Family: (Scolopacidae) Sandpipers and Phalaropes
Preferred Habitat: Prairies and fields
Seasonal Occurrence: Common fall through spring; occasional in summer.
Long-billed Curlews feed on insects, bottom-dwelling marine invertebrates, and crustaceans. They forage for earthworms, shrimp, and crabs with their especially long down-curved bill. Both male and female Long-billed Curlews help with nest building. These nests are generally placed near rocks or piles of dirt that are used as landmarks and for shade. Curlews are incredibly territorial showing a variety of threat displays around their nesting area.

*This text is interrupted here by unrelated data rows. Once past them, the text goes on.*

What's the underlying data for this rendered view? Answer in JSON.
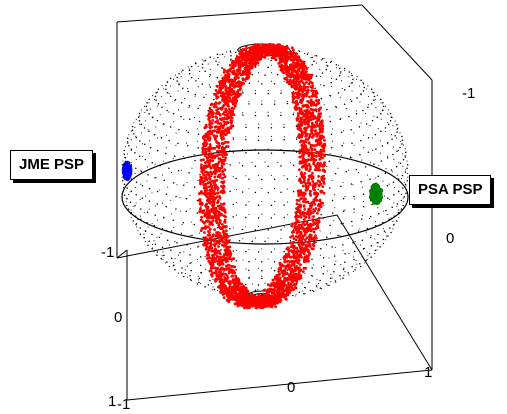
{
  "labels": {
    "left": "JME PSP",
    "right": "PSA PSP"
  },
  "ticks": {
    "right_top": "-1",
    "right_mid": "0",
    "right_bottom": "1",
    "left_top": "-1",
    "left_mid": "0",
    "left_bottom": "1",
    "bottom_left": "-1",
    "bottom_mid": "0"
  },
  "colors": {
    "sphere_points": "#000000",
    "band": "#ff0000",
    "left_cluster": "#0000ff",
    "right_cluster": "#008000",
    "frame": "#000000"
  }
}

Much more plentiful in the 19th century, the Long-billed Curlew declined in numbers due to habitat loss and hunting. Continued habitat loss remains a threat to the Long-billed Curlew. Long-billed Curlews are already returning to the Gulf Coast where they overwinter and can be seen currently at Bolivar Flats Shorebird Sanctuary.
Male and female Long-billed Curlews have different shaped bills. The female's bill is longer than the males. His is mildly decurved and hers is more flat. Their bill is ideal for catching shrimp and crabs living in deep burrows. While both male and female incubate the eggs, the female abandons the offspring leaving the rearing duty to the male.